- Wednesday, October 7, 2020

The Democrats will say just about anything to delay Judge Amy Coney Barrett’s lifetime appointment to a seat on the United States Supreme Court. They’re so afraid she’ll provide the critical vote that undoes their agenda they don’t care what reason they give to stop it.

The newest pitch of Senate Minority Leader Chuck Schumer, New York Democrat, is to push off the start of her confirmation hearings now that two Senate Judiciary Committee members have tested positive for COVID-19.

That’s supposed to be a compelling reason for bringing a halt to the confirmation process. What Mr. Schumer really wants — and he’s as much doing the bidding here of the entire progressive coalition as he is trying to forestall a primary challenge two years hence from AOC — is for things to take so long the nomination dies.

He’s counting on President Trump to lose the election and take the Republican-controlled Senate down with him. Then, in conjunction with a handful of newly-defeated Republicans, force a rejection of her nomination.
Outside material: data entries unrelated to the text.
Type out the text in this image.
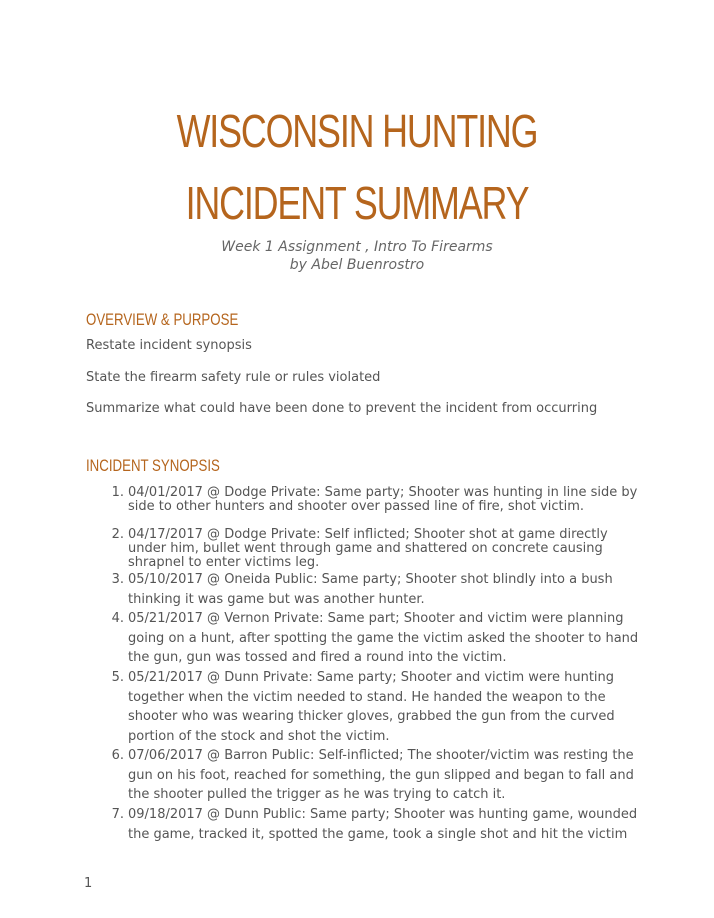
WISCONSIN HUNTING
INCIDENT SUMMARY
Week 1 Assignment , Intro To Firearms
by Abel Buenrostro
OVERVIEW & PURPOSE
Restate incident synopsis
State the firearm safety rule or rules violated
Summarize what could have been done to prevent the incident from occurring
INCIDENT SYNOPSIS
1. 04/01/2017 @ Dodge Private: Same party; Shooter was hunting in line side by side to other hunters and shooter over passed line of fire, shot victim.
2. 04/17/2017 @ Dodge Private: Self inflicted; Shooter shot at game directly under him, bullet went through game and shattered on concrete causing shrapnel to enter victims leg.
3. 05/10/2017 @ Oneida Public: Same party; Shooter shot blindly into a bush thinking it was game but was another hunter.
4. 05/21/2017 @ Vernon Private: Same part; Shooter and victim were planning going on a hunt, after spotting the game the victim asked the shooter to hand the gun, gun was tossed and fired a round into the victim.
5. 05/21/2017 @ Dunn Private: Same party; Shooter and victim were hunting together when the victim needed to stand. He handed the weapon to the shooter who was wearing thicker gloves, grabbed the gun from the curved portion of the stock and shot the victim.
6. 07/06/2017 @ Barron Public: Self-inflicted; The shooter/victim was resting the gun on his foot, reached for something, the gun slipped and began to fall and the shooter pulled the trigger as he was trying to catch it.
7. 09/18/2017 @ Dunn Public: Same party; Shooter was hunting game, wounded the game, tracked it, spotted the game, took a single shot and hit the victim
1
Then, an election having already occurred, he can use Senate Majority Leader Mitch McConnell’s arguments from four years ago to keep the seat vacant until the new president can fill it.

Mr. Schumer is deliberately ignoring how Senate committees have held virtual hearings for much of the year. There’s no need for the across-the-table, back and forth he called for Sunday; in fact, there’s no need for the committee to meet at all. Mr. McConnell can bypass it entirely and bring the nomination straight to the floor. But hearings are normally held and the GOP shouldn’t break with the norms this close to the election.

The way around the initial absence of Sens. Mike Lee, Utah Republican, and Tom Tillis, North Carolina Republican, both in quarantine because of the coronavirus, is for them to declare at the start they’ll be voting to send the Coney Barrett nomination to the full Senate for its consideration.

They can do this precisely because the full Senate, Mr. Lee and Mr. Tillis included, advised and consented to her being placed on the federal bench within the last couple of years. If she was qualified then, then she’s qualified now — at least as far as her nomination being brought to the floor goes.

For good measure, they could add something about the need for the high court to have a full complement of justices before it begins addressing the issues the 2020 election is almost certain to create. They wouldn’t be wrong.